The Wrath Of Khan Goes On

Reel To Reel: Star Trek Into Darkness

Going Rate: Worth full price admission
Starring: Chris Pine, Zachary Quinto, Karl Urban, Zoe Saldana (and yes, Leonard Nimoy!)
Rated: PG-13
Red Flags: Action violence, phaser shooting, one very brief sexually suggestive scene involving aliens

I liked what director J.J. Abrams did with the first Star Trek reboot. With the second, he is walking a fine line between reboot and remix, as he walks that other fine line of staying true to the vision Trek fans love while bringing in the next generation. Star Trek Into Darkness borrows a little too liberally from 1982's Star Trek II, but at least it cribs lovingly.

The film opens with Capt. James T. Kirk (Pine) and Spock (Quinto) cribbing from another 1980's film as they run from an indigenous tribe in an alien jungle. I'll pause here while you film geeks make a few guesses. In the process of escaping the planet and trying to save it, Kirk violates a list of Starfleet regulations. He loses command of the Enterprise, which we're amazed to find also works as an amphibious vehicle.

Just as Kirk is contemplating life out of the command chair, a terrorist threat hits Starfleet in the form of one man with explosives and a portable transporter beam. He takes out part of headquarters and Kirk's mentor, leading to the former captain getting a new mission: find this guy and take him out, even if it takes him into Klingon territory.

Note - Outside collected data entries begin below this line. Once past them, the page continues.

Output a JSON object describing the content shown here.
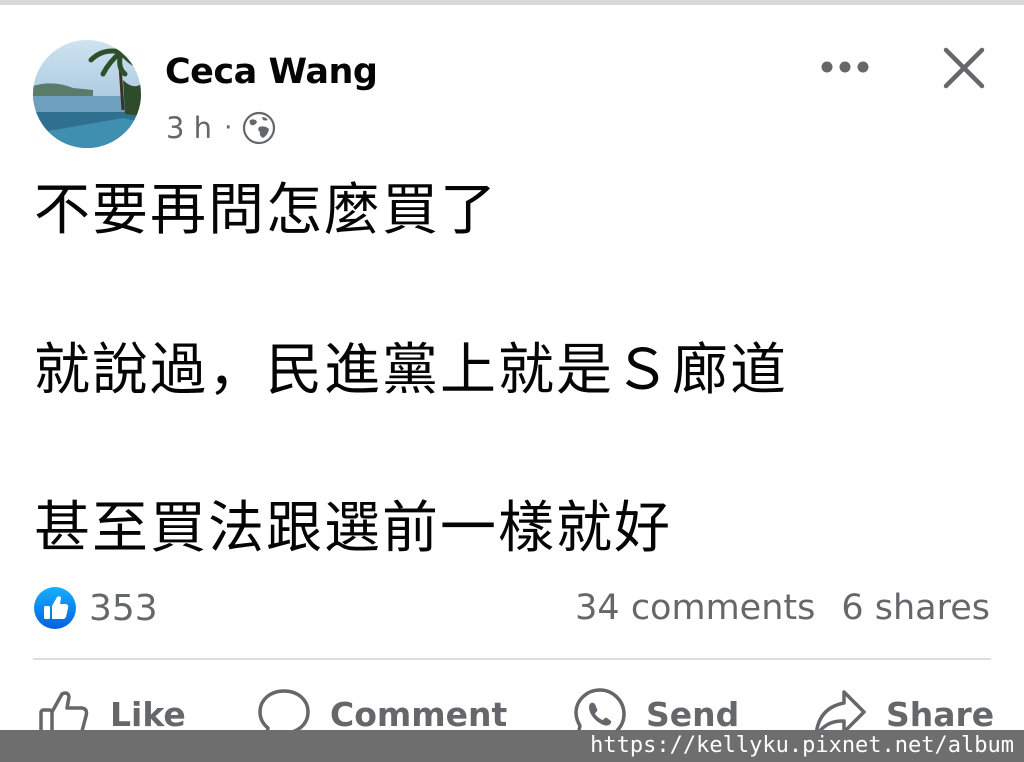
{
  "post": {
    "author": "Ceca Wang",
    "timestamp": "3 h",
    "separator": "·",
    "privacy_icon": "globe-icon",
    "lines": [
      "不要再問怎麼買了",
      "就說過，民進黨上就是Ｓ廊道",
      "甚至買法跟選前一樣就好"
    ]
  },
  "stats": {
    "reaction_icon": "like-reaction-icon",
    "likes": "353",
    "comments": "34 comments",
    "shares": "6 shares"
  },
  "actions": {
    "like": "Like",
    "comment": "Comment",
    "send": "Send",
    "share": "Share"
  },
  "watermark": "https://kellyku.pixnet.net/album",
  "colors": {
    "accent": "#1877f2",
    "secondary_text": "#65676b",
    "primary_text": "#050505",
    "divider": "#dadde1"
  }
}
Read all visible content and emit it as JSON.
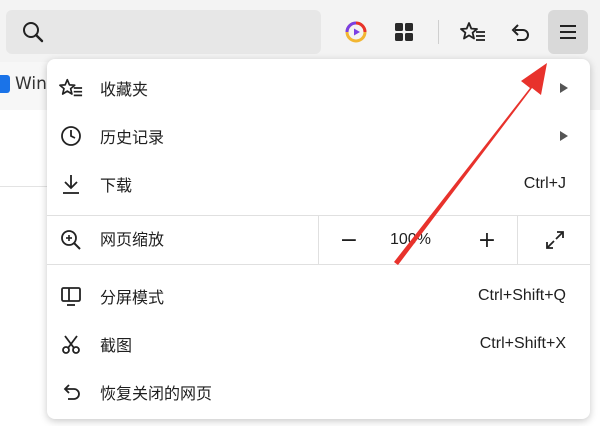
{
  "toolbar": {
    "icons": [
      "search-icon",
      "video-icon",
      "apps-grid-icon",
      "favorites-icon",
      "undo-icon",
      "menu-icon"
    ]
  },
  "bookmark_bar": {
    "item_label": "Win"
  },
  "menu": {
    "items": [
      {
        "icon": "favorites-icon",
        "label": "收藏夹",
        "submenu": true
      },
      {
        "icon": "history-icon",
        "label": "历史记录",
        "submenu": true
      },
      {
        "icon": "download-icon",
        "label": "下载",
        "shortcut": "Ctrl+J"
      },
      {
        "icon": "split-screen-icon",
        "label": "分屏模式",
        "shortcut": "Ctrl+Shift+Q"
      },
      {
        "icon": "screenshot-icon",
        "label": "截图",
        "shortcut": "Ctrl+Shift+X"
      },
      {
        "icon": "restore-icon",
        "label": "恢复关闭的网页"
      }
    ],
    "zoom": {
      "label": "网页缩放",
      "value": "100%",
      "minus": "−",
      "plus": "+"
    }
  },
  "annotation": {
    "color": "#e8322c",
    "type": "red-arrow",
    "points_to": "menu-button"
  }
}
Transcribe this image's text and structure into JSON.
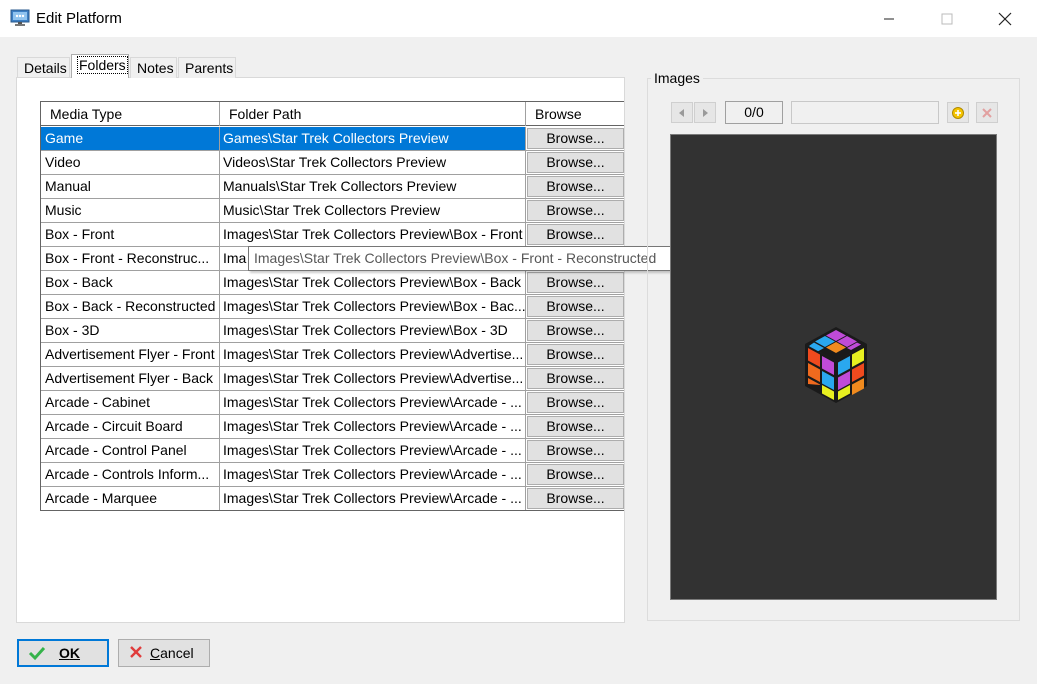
{
  "window": {
    "title": "Edit Platform"
  },
  "tabs": [
    {
      "label": "Details"
    },
    {
      "label": "Folders"
    },
    {
      "label": "Notes"
    },
    {
      "label": "Parents"
    }
  ],
  "grid": {
    "columns": [
      "Media Type",
      "Folder Path",
      "Browse"
    ],
    "browse_label": "Browse...",
    "rows": [
      {
        "media": "Game",
        "path": "Games\\Star Trek Collectors Preview"
      },
      {
        "media": "Video",
        "path": "Videos\\Star Trek Collectors Preview"
      },
      {
        "media": "Manual",
        "path": "Manuals\\Star Trek Collectors Preview"
      },
      {
        "media": "Music",
        "path": "Music\\Star Trek Collectors Preview"
      },
      {
        "media": "Box - Front",
        "path": "Images\\Star Trek Collectors Preview\\Box - Front"
      },
      {
        "media": "Box - Front - Reconstruc...",
        "path": "Ima"
      },
      {
        "media": "Box - Back",
        "path": "Images\\Star Trek Collectors Preview\\Box - Back"
      },
      {
        "media": "Box - Back - Reconstructed",
        "path": "Images\\Star Trek Collectors Preview\\Box - Bac..."
      },
      {
        "media": "Box - 3D",
        "path": "Images\\Star Trek Collectors Preview\\Box - 3D"
      },
      {
        "media": "Advertisement Flyer - Front",
        "path": "Images\\Star Trek Collectors Preview\\Advertise..."
      },
      {
        "media": "Advertisement Flyer - Back",
        "path": "Images\\Star Trek Collectors Preview\\Advertise..."
      },
      {
        "media": "Arcade - Cabinet",
        "path": "Images\\Star Trek Collectors Preview\\Arcade - ..."
      },
      {
        "media": "Arcade - Circuit Board",
        "path": "Images\\Star Trek Collectors Preview\\Arcade - ..."
      },
      {
        "media": "Arcade - Control Panel",
        "path": "Images\\Star Trek Collectors Preview\\Arcade - ..."
      },
      {
        "media": "Arcade - Controls Inform...",
        "path": "Images\\Star Trek Collectors Preview\\Arcade - ..."
      },
      {
        "media": "Arcade - Marquee",
        "path": "Images\\Star Trek Collectors Preview\\Arcade - ..."
      }
    ],
    "selected_row": 0
  },
  "tooltip": {
    "text": "Images\\Star Trek Collectors Preview\\Box - Front - Reconstructed"
  },
  "images": {
    "label": "Images",
    "counter": "0/0"
  },
  "buttons": {
    "ok_first": "O",
    "ok_rest": "K",
    "cancel_first": "C",
    "cancel_rest": "ancel"
  },
  "colors": {
    "selection": "#0078d7",
    "preview_bg": "#323232"
  }
}
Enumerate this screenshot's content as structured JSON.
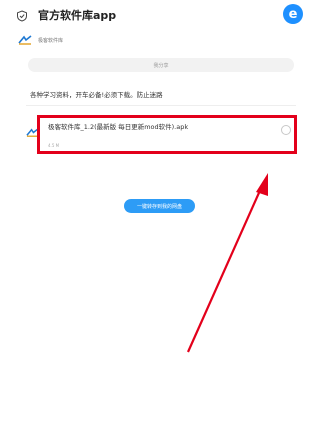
{
  "header": {
    "title": "官方软件库app",
    "browser_icon": "e"
  },
  "brand": {
    "name": "极客软件库"
  },
  "share": {
    "label": "我分享"
  },
  "description": "各种学习资料，开车必备!必须下载。防止迷路",
  "file": {
    "name": "极客软件库_1.2(最新版 每日更新mod软件).apk",
    "size": "4.5 M"
  },
  "actions": {
    "save_label": "一键转存到我的网盘"
  },
  "colors": {
    "accent": "#2d9cf6",
    "highlight": "#e3001b"
  }
}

And who should this guy be but -- cue the drum roll -- Khan! Only it's not Ricardo Montalban's Khan, with that chest too buff to be real and flanked by Chippendale's dancers. It's Benedict Cumberbatch (of Sherlock fame) with a voice that oozes sinister the first time you hear it. The new Khan doesn't need alien baby armadillos to invade people's ears and do his bidding. He's a master manipulator, playing everyone's brain like a piano. Can he work on Spock? Or is he locked into that infamous two-dimensional thinking?

The crew's all here, faithful to their classic counterparts: Uhura (Saldana), Sulu (John Cho), Chekov (Anton Yelchin), Bones (Urban, comfortably hilarious in the role), and Scotty (Simon Pegg in full Scot mode). I admire Abrams' and the writers' campy cool, especially Spock, although Quinto's version suggests the First Officer may be illogically taking a few uppers. Leonard Nimoy's Spock had a restrained rationality. New Spock has a mind running at warp speed, and it makes me wonder how he can remember to be half-human.

One of the most rewarding parts of this re-imagining is how it leaves overdone ethical dramas behind, if you don't count Spock's motor-mouth morality -- and just about everybody else does. Gene Roddenberry would have hated this amped-up version of his space saga, devoid of some blindingly obvious takeaway. Into Darkness plays more like Star Wars in some portions. But can you imagine Han Solo having to tolerate Spock? "Watch your mouth, kid, or it's gonna be a long walk back to Vulcan."